The story: Leonardo DiCaprio is Cobb, a “dream extractor” whose job it is to invade people’s dreams, extract information and take control of it. We first see Cobb, along with his right-hand man Arthur (a brilliantly solemn Joseph Gordon-Levitt) trying to retrieve a secret from Asian businessman Saito (Ken Watanabe) during an audition for a job. The duo work their way through the mission, encountering obstacles including the unstable environment around them: Saito’s collapsing dream (literally), and the memory/subconscious of Cobb’s wife, Mal (Marion Cotillard), who shows up as saboteur to Cobb’s missions; we soon learn that Mal’s lingering presence is the result of Cobb’s guilt after his wife’s suicide.

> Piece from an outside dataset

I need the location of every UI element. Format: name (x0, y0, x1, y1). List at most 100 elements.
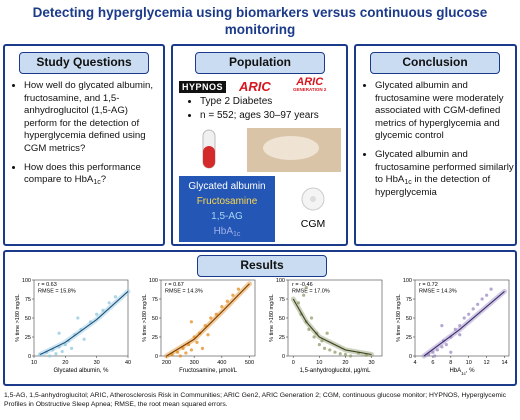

This is where audiences are first introduced to the multi-layered world of the film’s dreamscapes.
Saito then offers Cobb a huge sum of money to “incept” the dreams of the scion (Cillian Murphy) of a brutal but dying British billionaire. The Asian wants Cobb to plant the idea that the heir must break up his father’s powerful multi-pronged business, a notion that runs counter to the heir’s best interest. And with the help of Arthur and spunky new “dream architect” Ariadne (the always droll Ellen Page) [you don’t suppose the landscapes, cities and characters in dreams build themselves, do you?], Cobb must soon begin his latest inception, lest the brutal memory of Mal leads him astray.
The film keeps on going deeper and deeper into the different inception levels and their complexities (real-time apparently slows down exponentially the deeper you go. A minute in the real world is an hour in the dream—or a week in the next lower level—or a month in the level below that), it is amazing how Nolan manages to keep track of the whole she-bang and lure viewers further and further into his magnificent vision. He does so by cross-cutting the different action sequences in several layers of dreams (kudos to editor Lee Smith for that), and by creating towering and futuristic set pieces (especially noteworthy are the scenes where Ariadne literally folds the city in half, and the final, Matrix-esque action sequences where Arthur fights against a bunch of Agent Smith-like baddies in mid-gravity); the result is a mind-boggling and supremely entertaining movie experience that will linger in your memory long after you walk out of the cinema. This is a groundbreaking motion picture in more ways than one, and one of the most important to come out of Hollywood in the past decade.